# Vivarium build



## Alex72 (Oct 8, 2012)

Hey guys, I'm planning on making my own vivarium but unsure of what material to use? I was hoping to go buy all the gear I need from bunnings this week/weekend. I have been searching around and have seen people have used melamine, MDF and other such material but im unsure which is best to use?

also what kind of protection will the wood need to keep it from warping(?) I.e; varnish, paint ect. 

I have made a basic design on solidworks (computer program) and will upload the dimensions and some images once im home (planning on building the standard sliding glass front door viv.).

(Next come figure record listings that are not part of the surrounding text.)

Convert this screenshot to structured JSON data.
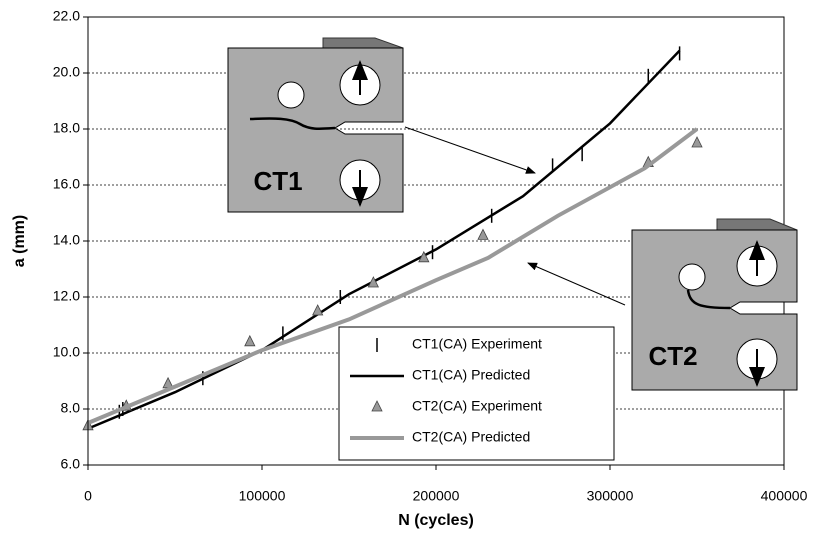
{
  "chart_data": {
    "type": "line",
    "xlabel": "N (cycles)",
    "ylabel": "a (mm)",
    "xlim": [
      0,
      400000
    ],
    "xticks": [
      0,
      100000,
      200000,
      300000,
      400000
    ],
    "ylim": [
      6,
      22
    ],
    "yticks": [
      {
        "value": 6,
        "label": "6.0"
      },
      {
        "value": 8,
        "label": "8.0"
      },
      {
        "value": 10,
        "label": "10.0"
      },
      {
        "value": 12,
        "label": "12.0"
      },
      {
        "value": 14,
        "label": "14.0"
      },
      {
        "value": 16,
        "label": "16.0"
      },
      {
        "value": 18,
        "label": "18.0"
      },
      {
        "value": 20,
        "label": "20.0"
      },
      {
        "value": 22,
        "label": "22.0"
      }
    ],
    "grid": true,
    "annotations": [
      "CT1",
      "CT2"
    ],
    "series": [
      {
        "name": "CT1(CA) Experiment",
        "kind": "scatter",
        "marker": "tick",
        "color": "#000000",
        "x": [
          18000,
          20000,
          66000,
          112000,
          145000,
          198000,
          232000,
          267000,
          284000,
          322000,
          340000
        ],
        "values": [
          7.9,
          8.0,
          9.1,
          10.7,
          12.0,
          13.6,
          14.9,
          16.7,
          17.1,
          19.9,
          20.7
        ]
      },
      {
        "name": "CT1(CA) Predicted",
        "kind": "line",
        "color": "#000000",
        "x": [
          0,
          50000,
          100000,
          150000,
          200000,
          250000,
          300000,
          340000
        ],
        "values": [
          7.3,
          8.6,
          10.1,
          12.1,
          13.7,
          15.6,
          18.2,
          20.8
        ]
      },
      {
        "name": "CT2(CA) Experiment",
        "kind": "scatter",
        "marker": "triangle",
        "color": "#999999",
        "x": [
          0,
          22000,
          46000,
          93000,
          132000,
          164000,
          193000,
          227000,
          322000,
          350000
        ],
        "values": [
          7.4,
          8.1,
          8.9,
          10.4,
          11.5,
          12.5,
          13.4,
          14.2,
          16.8,
          17.5
        ]
      },
      {
        "name": "CT2(CA) Predicted",
        "kind": "line",
        "color": "#999999",
        "x": [
          0,
          50000,
          100000,
          150000,
          200000,
          230000,
          270000,
          320000,
          350000
        ],
        "values": [
          7.5,
          8.8,
          10.1,
          11.2,
          12.6,
          13.4,
          14.9,
          16.6,
          18.0
        ]
      }
    ]
  }
}
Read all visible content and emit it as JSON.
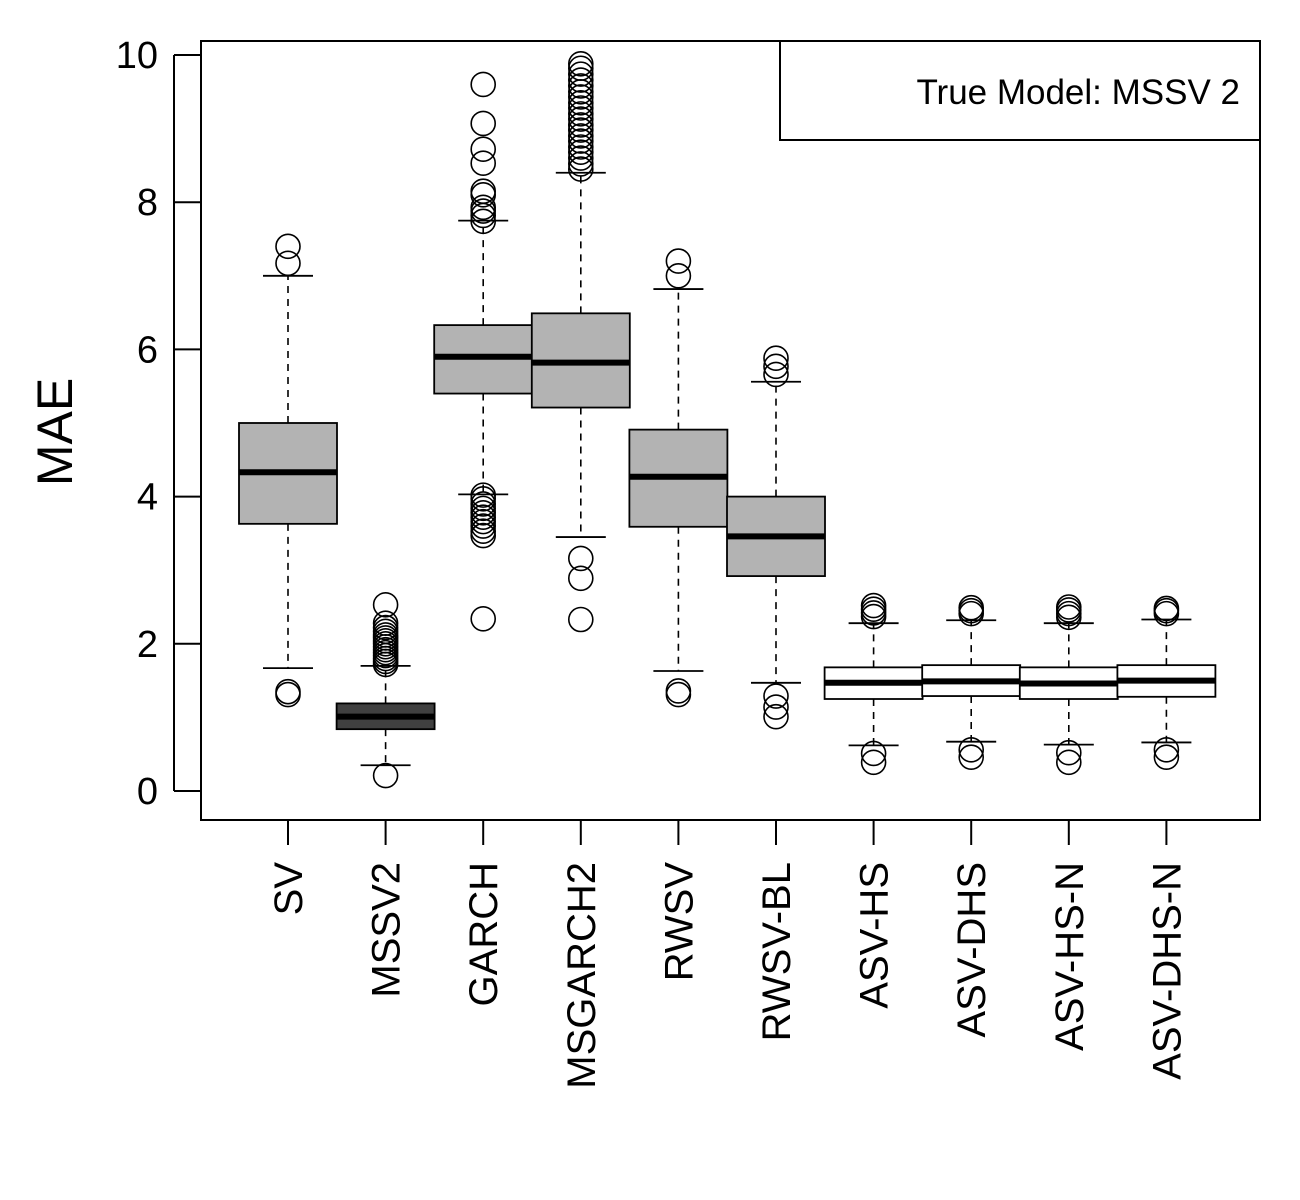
{
  "chart_data": {
    "type": "boxplot",
    "title": "",
    "xlabel": "",
    "ylabel": "MAE",
    "ylim": [
      -0.4,
      10.2
    ],
    "yticks": [
      0,
      2,
      4,
      6,
      8,
      10
    ],
    "legend": {
      "text": "True Model: MSSV 2",
      "position": "top-right"
    },
    "colors": {
      "default": "#b3b3b3",
      "MSSV2": "#404040",
      "ASV": "#ffffff",
      "stroke": "#000000"
    },
    "categories": [
      "SV",
      "MSSV2",
      "GARCH",
      "MSGARCH2",
      "RWSV",
      "RWSV-BL",
      "ASV-HS",
      "ASV-DHS",
      "ASV-HS-N",
      "ASV-DHS-N"
    ],
    "boxes": [
      {
        "name": "SV",
        "fill": "#b3b3b3",
        "whisker_low": 1.67,
        "q1": 3.63,
        "median": 4.33,
        "q3": 5.0,
        "whisker_high": 7.0,
        "outliers": [
          1.31,
          1.35,
          7.17,
          7.4
        ]
      },
      {
        "name": "MSSV2",
        "fill": "#404040",
        "whisker_low": 0.35,
        "q1": 0.84,
        "median": 1.01,
        "q3": 1.19,
        "whisker_high": 1.7,
        "outliers": [
          0.21,
          1.72,
          1.76,
          1.8,
          1.84,
          1.88,
          1.92,
          1.96,
          2.0,
          2.04,
          2.08,
          2.12,
          2.17,
          2.22,
          2.28,
          2.53
        ]
      },
      {
        "name": "GARCH",
        "fill": "#b3b3b3",
        "whisker_low": 4.03,
        "q1": 5.4,
        "median": 5.9,
        "q3": 6.33,
        "whisker_high": 7.75,
        "outliers": [
          2.34,
          3.47,
          3.53,
          3.6,
          3.66,
          3.72,
          3.78,
          3.84,
          3.9,
          3.97,
          4.02,
          7.74,
          7.82,
          7.88,
          7.93,
          8.1,
          8.15,
          8.53,
          8.72,
          9.07,
          9.6
        ]
      },
      {
        "name": "MSGARCH2",
        "fill": "#b3b3b3",
        "whisker_low": 3.45,
        "q1": 5.21,
        "median": 5.82,
        "q3": 6.49,
        "whisker_high": 8.4,
        "outliers": [
          2.33,
          2.89,
          3.16,
          8.45,
          8.52,
          8.6,
          8.68,
          8.75,
          8.83,
          8.9,
          8.98,
          9.05,
          9.13,
          9.2,
          9.28,
          9.35,
          9.43,
          9.5,
          9.58,
          9.66,
          9.74,
          9.82,
          9.88
        ]
      },
      {
        "name": "RWSV",
        "fill": "#b3b3b3",
        "whisker_low": 1.63,
        "q1": 3.59,
        "median": 4.27,
        "q3": 4.91,
        "whisker_high": 6.82,
        "outliers": [
          1.31,
          1.36,
          7.0,
          7.2
        ]
      },
      {
        "name": "RWSV-BL",
        "fill": "#b3b3b3",
        "whisker_low": 1.47,
        "q1": 2.92,
        "median": 3.46,
        "q3": 4.0,
        "whisker_high": 5.56,
        "outliers": [
          1.01,
          1.14,
          1.29,
          5.66,
          5.77,
          5.88
        ]
      },
      {
        "name": "ASV-HS",
        "fill": "#ffffff",
        "whisker_low": 0.62,
        "q1": 1.25,
        "median": 1.47,
        "q3": 1.68,
        "whisker_high": 2.28,
        "outliers": [
          0.39,
          0.51,
          2.37,
          2.42,
          2.47,
          2.52
        ]
      },
      {
        "name": "ASV-DHS",
        "fill": "#ffffff",
        "whisker_low": 0.67,
        "q1": 1.29,
        "median": 1.49,
        "q3": 1.71,
        "whisker_high": 2.32,
        "outliers": [
          0.46,
          0.56,
          2.41,
          2.45,
          2.49
        ]
      },
      {
        "name": "ASV-HS-N",
        "fill": "#ffffff",
        "whisker_low": 0.63,
        "q1": 1.25,
        "median": 1.46,
        "q3": 1.68,
        "whisker_high": 2.28,
        "outliers": [
          0.39,
          0.52,
          2.36,
          2.41,
          2.46,
          2.5
        ]
      },
      {
        "name": "ASV-DHS-N",
        "fill": "#ffffff",
        "whisker_low": 0.66,
        "q1": 1.28,
        "median": 1.5,
        "q3": 1.71,
        "whisker_high": 2.33,
        "outliers": [
          0.46,
          0.56,
          2.41,
          2.45,
          2.48
        ]
      }
    ]
  }
}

thanks for any help you may have! 



I'll upload progress shots once I've obtained the materials and start building (hopefully within the week)


----------



## JrFear (Oct 8, 2012)

hey, i build all my enclosures out of melamine, its easy to build with and looks good! 
build up your box and wack some glass on! bunnings sells precut melamine which is good or u can go to a suppiler and get them to cut it for you!


----------



## jbest (Oct 8, 2012)

JrFear said:


> hey, i build all my enclosures out of melamine, its easy to build with and looks good!
> build up your box and wack some glass on! bunnings sells precut melamine which is good or u can go to a suppiler and get them to cut it for you!



Bunnings will also cut to size. They say its about a dollar or two a cut but they've never actually charged me.


----------



## JrFear (Oct 8, 2012)

the bunnings i go to tell me they dont! i find suppliers work out cheaper!


----------



## Alex72 (Oct 8, 2012)

Will the melamine need any varnish? I hope my bunning's will cut it too size :?


----------



## JrFear (Oct 8, 2012)

its laminated! u can seal the inside once u build it to make it water resistent!

its white by the way! but u can get black but it costs more!


----------



## Alex72 (Oct 8, 2012)

haha  cheers for that! sounds like its what I want! I'll be putting in a waterproof sealant as well. Ill upload my plans once im home


----------



## JrFear (Oct 8, 2012)

sounds good always enjoy looking at other peoples plans and creations!


----------



## Alex72 (Oct 8, 2012)

hope these work:





the middle bit will be split into two glass panels with a lock and some handles. also a air vent will be added and a light. (didnt bother added these features)





basic drawing of what i want with some lengths (from memory its about a metre long, 450 deep and 450 high... might have to change the model, not that it matters).
I Have another designed which invloves a hinged roof that I'll take a picture of and upload. I think the hinge roof will be easier for cleaning, feeding ect. (I'd have to mount the light on the side of the tank to allow the roof to hinge)


----------



## Virides (Oct 9, 2012)

Alex72 said:


> the middle bit will be split into two glass panels with a lock and some handles.



We have just the handles for you - Virides - Stylish Enclosure Enhancements


----------



## Alex72 (Oct 15, 2012)

ok so I have my materials now!

I grabbed 2 planks of melamine of the shelf from bunnings and got them cut to size (giving me my two sides and top/bottom). for the back I decided to use mdf (subject to change). I got some nails and a few screws plus some silicon style glue. 

I also got myself a light fitting, a bulb and its cage. I'll be buying some red sand soon (would drive to whoop whoop and get it for free, but the price of petrol these days....) and I'm constantly on the hunt for some rocks/logs to throw in there as well.

does anyone have any idea's on real plants that can be housed in vivariums? I want to add a small shrub style thing to the cold end but im not to savvy on plants. does anyone have any ideas?

Also, I am unsure whether to add screws to the melamine as i fear it might split any suggestions?

I'm a bit busy during the week (uni work and all) so I'll be back to bunnings on the weekend and hopefully get most of the viv. build before next monday...

enough talking, some pics!



most the gear I bought, some nails, screws, light, light bulb, silicone, wood ect... just testing a dry fit.




my beautiful childrens that the viv. will be housing.. getting nice and fat.




she's so dam sexy!

anyhoot, I'll update on the weekend to see how far i get.


----------